In some aspects, I wish I have a more interesting story to tell.  My wife assures me that I have a quite entrepreneurial history.  To this, she is referring to my “business” as a middle school teenager.  I was in 6th grade when I inherited the job of mowing my neighbor’s yard from one of my older brothers.  He was of legal working age and had moved on to bigger and better things.  I, however, continued to mow my neighbor’s yard for $20 every other week.  It didn’t just stop there.  I was soon approached by two other neighbors who wanted me to mow their yards as well.  My family lived in a semi-rural setting with acres of fields.  Each of these other jobs consisted of more potential income which would be saved to buy things that any teenager wants.  I eventually got to the point where I had to turn down interested neighbors because I didn’t have the time to mow all of their lawns in my free time.  Plus, I was making enough money to save up for the items that I wanted to buy.  It was here that I see a fundamental value in finances took its grip.  I realized that in order to get what you want, you have to SAVE – and save, I did.  I was, however, quite the consumer as a teenager.  I bought my first laptop (used) in eight grade on ebay.  I had also purchased many other items to make my room as “cool” as possible.  What other ways could a teenager want to spend his money?

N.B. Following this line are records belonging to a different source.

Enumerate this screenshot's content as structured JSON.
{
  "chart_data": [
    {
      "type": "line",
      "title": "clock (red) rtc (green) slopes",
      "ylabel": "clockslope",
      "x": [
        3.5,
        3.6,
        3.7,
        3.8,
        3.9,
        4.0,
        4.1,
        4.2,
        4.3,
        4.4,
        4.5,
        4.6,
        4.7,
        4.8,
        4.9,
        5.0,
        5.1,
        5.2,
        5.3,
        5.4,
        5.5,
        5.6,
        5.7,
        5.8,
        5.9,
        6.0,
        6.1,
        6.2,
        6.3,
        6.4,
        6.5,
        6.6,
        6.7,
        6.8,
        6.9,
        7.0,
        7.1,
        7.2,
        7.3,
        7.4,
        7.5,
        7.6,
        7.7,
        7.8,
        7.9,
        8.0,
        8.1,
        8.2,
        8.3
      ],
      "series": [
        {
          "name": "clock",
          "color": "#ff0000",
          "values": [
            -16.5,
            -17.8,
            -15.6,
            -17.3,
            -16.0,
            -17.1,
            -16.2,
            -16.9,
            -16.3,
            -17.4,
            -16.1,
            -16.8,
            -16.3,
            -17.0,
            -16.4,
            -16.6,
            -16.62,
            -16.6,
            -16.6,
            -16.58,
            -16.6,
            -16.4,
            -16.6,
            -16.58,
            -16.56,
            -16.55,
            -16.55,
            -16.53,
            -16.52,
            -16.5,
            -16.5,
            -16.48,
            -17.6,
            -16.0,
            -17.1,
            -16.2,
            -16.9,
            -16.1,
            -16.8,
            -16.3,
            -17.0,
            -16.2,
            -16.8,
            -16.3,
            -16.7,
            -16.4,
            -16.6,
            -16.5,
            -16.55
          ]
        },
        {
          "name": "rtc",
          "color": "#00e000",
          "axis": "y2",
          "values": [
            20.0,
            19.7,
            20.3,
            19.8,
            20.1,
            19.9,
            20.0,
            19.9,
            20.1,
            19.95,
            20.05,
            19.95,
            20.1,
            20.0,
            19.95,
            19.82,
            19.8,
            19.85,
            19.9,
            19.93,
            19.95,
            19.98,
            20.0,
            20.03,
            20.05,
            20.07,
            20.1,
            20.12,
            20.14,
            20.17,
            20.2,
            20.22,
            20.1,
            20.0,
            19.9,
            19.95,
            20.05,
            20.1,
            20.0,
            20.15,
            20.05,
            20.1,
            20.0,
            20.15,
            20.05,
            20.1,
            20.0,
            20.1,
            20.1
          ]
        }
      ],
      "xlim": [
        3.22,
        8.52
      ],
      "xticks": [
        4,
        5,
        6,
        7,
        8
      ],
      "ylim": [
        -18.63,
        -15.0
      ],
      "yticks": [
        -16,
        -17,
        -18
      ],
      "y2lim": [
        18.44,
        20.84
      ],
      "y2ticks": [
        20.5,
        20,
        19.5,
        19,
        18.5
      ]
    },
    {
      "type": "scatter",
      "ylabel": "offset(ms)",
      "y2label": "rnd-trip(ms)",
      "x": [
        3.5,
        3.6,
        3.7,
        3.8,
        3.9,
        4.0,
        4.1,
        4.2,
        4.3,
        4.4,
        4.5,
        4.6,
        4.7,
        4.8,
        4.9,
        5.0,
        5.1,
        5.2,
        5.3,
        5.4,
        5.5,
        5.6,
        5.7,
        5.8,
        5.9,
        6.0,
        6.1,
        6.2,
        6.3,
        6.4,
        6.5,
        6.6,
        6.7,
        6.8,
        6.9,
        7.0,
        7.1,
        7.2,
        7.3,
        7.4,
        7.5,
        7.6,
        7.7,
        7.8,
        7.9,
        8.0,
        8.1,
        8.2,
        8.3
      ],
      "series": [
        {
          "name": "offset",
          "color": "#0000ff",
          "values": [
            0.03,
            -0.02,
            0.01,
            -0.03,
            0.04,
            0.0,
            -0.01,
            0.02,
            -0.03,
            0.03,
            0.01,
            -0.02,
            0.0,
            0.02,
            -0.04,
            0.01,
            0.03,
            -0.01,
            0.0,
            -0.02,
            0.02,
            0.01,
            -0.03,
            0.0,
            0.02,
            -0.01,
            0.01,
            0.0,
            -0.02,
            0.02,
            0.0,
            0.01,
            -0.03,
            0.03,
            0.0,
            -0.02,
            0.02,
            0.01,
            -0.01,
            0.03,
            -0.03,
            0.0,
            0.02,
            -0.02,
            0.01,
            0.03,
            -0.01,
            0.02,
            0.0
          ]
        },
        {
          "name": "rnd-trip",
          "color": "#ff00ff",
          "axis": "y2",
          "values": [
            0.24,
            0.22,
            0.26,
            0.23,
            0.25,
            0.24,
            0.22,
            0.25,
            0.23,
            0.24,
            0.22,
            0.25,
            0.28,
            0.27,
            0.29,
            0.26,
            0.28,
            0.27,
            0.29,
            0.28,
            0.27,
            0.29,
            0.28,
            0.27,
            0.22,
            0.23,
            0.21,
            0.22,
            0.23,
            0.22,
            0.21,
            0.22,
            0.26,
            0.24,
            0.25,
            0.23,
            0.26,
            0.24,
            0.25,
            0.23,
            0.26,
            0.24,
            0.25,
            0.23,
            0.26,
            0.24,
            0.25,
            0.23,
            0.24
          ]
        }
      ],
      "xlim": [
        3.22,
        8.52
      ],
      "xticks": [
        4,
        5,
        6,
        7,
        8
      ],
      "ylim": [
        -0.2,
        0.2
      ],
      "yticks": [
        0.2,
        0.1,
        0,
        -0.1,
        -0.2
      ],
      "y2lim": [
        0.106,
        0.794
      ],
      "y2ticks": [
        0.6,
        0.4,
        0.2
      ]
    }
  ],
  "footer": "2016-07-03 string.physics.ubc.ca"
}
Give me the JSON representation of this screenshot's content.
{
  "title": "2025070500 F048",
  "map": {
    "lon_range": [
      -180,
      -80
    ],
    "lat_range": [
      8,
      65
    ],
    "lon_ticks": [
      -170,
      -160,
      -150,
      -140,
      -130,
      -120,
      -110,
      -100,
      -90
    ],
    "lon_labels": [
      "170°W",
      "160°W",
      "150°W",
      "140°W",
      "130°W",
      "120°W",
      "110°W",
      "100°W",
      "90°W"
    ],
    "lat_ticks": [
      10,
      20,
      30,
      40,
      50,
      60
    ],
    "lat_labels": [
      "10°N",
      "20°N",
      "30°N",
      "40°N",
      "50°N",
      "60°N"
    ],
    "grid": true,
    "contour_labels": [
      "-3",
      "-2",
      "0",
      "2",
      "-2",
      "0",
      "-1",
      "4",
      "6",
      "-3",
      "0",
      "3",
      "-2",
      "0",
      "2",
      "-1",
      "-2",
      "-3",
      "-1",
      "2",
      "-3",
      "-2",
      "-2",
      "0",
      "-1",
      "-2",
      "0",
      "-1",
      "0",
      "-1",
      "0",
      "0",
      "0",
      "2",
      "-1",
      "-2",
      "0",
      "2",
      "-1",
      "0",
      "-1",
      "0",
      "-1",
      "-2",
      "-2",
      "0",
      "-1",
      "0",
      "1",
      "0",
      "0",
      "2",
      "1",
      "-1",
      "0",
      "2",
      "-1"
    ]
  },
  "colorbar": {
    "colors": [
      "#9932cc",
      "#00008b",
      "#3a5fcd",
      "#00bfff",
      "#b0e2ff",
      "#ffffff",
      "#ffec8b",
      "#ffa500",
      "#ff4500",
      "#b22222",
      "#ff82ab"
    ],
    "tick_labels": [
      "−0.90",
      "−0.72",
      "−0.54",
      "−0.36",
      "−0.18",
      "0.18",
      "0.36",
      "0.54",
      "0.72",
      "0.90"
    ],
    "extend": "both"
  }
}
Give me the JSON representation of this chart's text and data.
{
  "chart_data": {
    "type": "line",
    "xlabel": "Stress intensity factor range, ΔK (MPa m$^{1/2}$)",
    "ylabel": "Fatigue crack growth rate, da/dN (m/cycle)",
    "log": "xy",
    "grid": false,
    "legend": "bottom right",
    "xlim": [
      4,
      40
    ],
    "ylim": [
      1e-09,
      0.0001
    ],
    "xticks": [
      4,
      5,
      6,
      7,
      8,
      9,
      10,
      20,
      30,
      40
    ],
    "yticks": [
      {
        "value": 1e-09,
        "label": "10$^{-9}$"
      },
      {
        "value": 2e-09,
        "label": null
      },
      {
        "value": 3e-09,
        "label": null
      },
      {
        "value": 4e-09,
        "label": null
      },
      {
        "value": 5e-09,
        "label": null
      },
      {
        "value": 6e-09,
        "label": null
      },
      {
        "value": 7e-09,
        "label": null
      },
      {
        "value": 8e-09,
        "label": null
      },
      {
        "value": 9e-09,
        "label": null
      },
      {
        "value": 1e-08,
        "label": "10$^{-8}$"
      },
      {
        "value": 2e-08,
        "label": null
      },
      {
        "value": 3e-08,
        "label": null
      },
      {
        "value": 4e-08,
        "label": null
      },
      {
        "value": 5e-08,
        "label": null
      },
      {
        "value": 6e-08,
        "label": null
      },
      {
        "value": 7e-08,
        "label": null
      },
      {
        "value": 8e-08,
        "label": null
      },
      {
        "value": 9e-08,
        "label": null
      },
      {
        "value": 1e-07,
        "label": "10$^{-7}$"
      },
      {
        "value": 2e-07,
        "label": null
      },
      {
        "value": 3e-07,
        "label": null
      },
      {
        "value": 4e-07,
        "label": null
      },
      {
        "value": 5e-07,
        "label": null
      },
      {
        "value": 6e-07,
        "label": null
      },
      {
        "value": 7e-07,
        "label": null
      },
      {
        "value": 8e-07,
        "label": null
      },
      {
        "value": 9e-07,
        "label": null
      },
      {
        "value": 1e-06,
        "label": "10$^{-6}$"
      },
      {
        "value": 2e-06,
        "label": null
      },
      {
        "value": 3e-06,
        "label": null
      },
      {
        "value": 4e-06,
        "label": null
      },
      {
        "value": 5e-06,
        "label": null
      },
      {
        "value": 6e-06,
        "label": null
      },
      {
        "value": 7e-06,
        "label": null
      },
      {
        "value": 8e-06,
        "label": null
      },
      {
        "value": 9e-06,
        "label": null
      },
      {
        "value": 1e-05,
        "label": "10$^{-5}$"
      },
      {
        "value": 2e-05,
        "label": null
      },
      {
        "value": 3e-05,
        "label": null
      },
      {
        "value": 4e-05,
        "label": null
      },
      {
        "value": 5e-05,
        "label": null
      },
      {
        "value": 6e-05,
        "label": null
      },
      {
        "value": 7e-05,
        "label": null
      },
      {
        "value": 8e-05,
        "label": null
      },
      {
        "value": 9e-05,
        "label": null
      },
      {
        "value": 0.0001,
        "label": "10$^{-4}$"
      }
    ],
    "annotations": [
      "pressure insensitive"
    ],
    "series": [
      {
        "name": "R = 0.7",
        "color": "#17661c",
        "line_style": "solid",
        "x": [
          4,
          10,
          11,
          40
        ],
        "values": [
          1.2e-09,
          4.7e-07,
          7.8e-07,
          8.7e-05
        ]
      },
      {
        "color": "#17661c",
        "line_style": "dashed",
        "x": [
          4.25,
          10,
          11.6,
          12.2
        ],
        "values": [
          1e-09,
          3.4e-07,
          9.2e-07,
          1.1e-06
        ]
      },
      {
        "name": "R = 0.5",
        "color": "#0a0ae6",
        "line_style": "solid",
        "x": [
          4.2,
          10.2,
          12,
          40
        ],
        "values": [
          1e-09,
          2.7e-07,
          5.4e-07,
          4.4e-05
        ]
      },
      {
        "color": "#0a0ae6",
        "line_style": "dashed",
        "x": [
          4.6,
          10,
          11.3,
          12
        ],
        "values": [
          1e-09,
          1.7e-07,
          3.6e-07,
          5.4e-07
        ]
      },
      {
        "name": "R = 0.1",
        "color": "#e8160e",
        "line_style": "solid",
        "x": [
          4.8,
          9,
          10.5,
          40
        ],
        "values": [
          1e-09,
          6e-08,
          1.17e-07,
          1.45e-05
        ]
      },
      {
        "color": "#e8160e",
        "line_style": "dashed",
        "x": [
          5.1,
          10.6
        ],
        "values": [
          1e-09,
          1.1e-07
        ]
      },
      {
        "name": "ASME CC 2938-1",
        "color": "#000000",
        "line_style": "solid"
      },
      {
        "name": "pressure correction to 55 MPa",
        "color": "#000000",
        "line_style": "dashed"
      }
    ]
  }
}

While I was years ahead of many of my classmates in terms of financial responsibility, I wasn’t the most financially responsible teenager.  I did discuss with my dad about purchasing a stock with some savings I had acquired from my various jobs (baby sitting, lawn mowing, etc.).  I had scouted out a stock that I thought was a good investment, but I never did make my first step to investing in the stock market.  On a side note, the stock that I wanted to purchase at $9 a share in 2001 is now selling for $40+ per share.

From there, I went on to get a part-time job in highschool where I would save 80% of my earnings for bigger purchases.  I would cash out the remaining 20% and use it on everyday expenses such as gas, food, etc.  I always knew that there were things I would want to buy later.  I also knew that I needed to save for college because my parents made it clear with my older brothers that we were to pay for our own college education. 🙂 By the time I left for college, I had saved up $5,000 for college.  I have always had a mentality of saving first.

To any financial approach, ‘saving first’ is an important foundation.  It is the foundation of any financial advisor.  Afterall, you cannot invest without any savings or money.  Looking back on my life, living a financially responsible life comes down to realizing future goals and understanding the importance of saving NOW.